GSIとは、大企業向けにITシステムの設計・構築・運用を一括して請け負う企業群のことで、いずれも世界規模でエンタープライズIT支援の実績を持っています。OpenAIはこれら企業が「大規模エンタープライズの内部運用を熟知し、ソフトウェア開発の近代化・新システム統合・複雑な組織変革の支援・パイロットから本番への移行を支援できる」と説明しています。
Accentureのチーフ・AI・オフィサーであるLan Guan氏は、Codexを活用することで「静的な要件から数週間ではなく数時間で動くソリューションに移行できる」と述べており、開発サイクルの短縮という具体的な成果が示されています。OpenAIとしては、直接支援だけでは追いつかない需要をこのパートナー網を通じてスケールさせる狙いがあると考えられます。
コーディングを超えた知識業務への展開
OpenAIはCodexの活用領域がコーディングにとどまらないことも強調しています。ブラウザを使った業務・画像生成・メモリ機能・複数ツールにまたがる継続的な作業への対応が進んでいます。具体的には、複数ツールから文脈を収集し重要情報を整理した上で、ブリーフ・計画・チェックリスト・下書き・フォローアップなどの成果物に変換し、そのまま実行に移せる機能が備わりつつあります。

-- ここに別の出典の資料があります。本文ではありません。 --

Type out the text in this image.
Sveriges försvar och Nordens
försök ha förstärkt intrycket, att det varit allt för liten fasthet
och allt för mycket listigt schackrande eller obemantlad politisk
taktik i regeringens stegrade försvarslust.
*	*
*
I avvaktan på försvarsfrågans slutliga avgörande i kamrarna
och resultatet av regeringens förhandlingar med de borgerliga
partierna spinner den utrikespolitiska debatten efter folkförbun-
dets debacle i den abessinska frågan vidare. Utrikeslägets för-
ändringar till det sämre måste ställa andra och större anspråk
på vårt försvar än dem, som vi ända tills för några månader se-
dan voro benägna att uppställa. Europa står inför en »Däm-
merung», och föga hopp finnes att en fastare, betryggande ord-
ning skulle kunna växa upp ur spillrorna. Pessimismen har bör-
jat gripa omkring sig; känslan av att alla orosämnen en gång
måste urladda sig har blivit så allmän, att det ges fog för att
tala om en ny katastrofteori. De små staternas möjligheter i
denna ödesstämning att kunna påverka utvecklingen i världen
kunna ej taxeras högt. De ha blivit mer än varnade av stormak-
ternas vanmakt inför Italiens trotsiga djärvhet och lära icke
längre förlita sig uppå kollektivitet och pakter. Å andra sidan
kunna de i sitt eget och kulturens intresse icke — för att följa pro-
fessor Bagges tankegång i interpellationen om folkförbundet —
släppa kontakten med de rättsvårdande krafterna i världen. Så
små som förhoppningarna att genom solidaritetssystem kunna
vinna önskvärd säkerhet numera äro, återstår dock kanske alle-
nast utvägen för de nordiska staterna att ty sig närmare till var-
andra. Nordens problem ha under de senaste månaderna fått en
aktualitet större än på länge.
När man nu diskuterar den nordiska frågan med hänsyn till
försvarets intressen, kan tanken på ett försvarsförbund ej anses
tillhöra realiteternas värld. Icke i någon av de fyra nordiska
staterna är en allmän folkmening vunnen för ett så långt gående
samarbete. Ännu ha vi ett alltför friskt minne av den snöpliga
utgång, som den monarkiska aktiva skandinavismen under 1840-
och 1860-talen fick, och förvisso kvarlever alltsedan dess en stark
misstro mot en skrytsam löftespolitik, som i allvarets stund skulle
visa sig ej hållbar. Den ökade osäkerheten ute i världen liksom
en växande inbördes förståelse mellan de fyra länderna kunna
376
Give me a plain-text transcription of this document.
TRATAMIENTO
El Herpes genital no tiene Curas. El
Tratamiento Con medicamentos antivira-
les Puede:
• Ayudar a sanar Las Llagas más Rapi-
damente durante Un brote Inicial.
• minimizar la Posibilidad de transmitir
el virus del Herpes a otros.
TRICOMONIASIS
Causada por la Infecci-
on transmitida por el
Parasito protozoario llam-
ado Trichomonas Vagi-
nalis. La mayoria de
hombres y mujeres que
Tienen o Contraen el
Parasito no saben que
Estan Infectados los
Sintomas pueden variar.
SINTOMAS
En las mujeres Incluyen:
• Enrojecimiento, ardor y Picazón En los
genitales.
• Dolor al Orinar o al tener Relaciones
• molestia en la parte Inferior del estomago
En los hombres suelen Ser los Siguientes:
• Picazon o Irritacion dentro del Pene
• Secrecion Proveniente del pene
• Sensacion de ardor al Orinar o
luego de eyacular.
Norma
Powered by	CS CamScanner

エンジニアリング組織だけでなく、あらゆるチームの業務効率化を担う基盤として位置づけようとしているOpenAIの意図が見えます。AIコーディングツール間の競争が激化する中(https://jobirun.com/cursor-claude-code-codex-composable-ai-coding-stack/)、エコシステム整備と知識業務への拡張でどのような差別化を図るか、引き続き注目だと思います。
まとめ
OpenAIは「Codex Labs」の設立と大手SIer7社との連携を通じて、Codexのエンタープライズ展開を本格的にスケールさせる段階に入りました。週間利用者が2週間で100万人増加するペースの中、コーディング支援から知識業務全般へと領域を広げるCodexが、企業のAI活用においてどのような役割を担っていくか注目だと思います。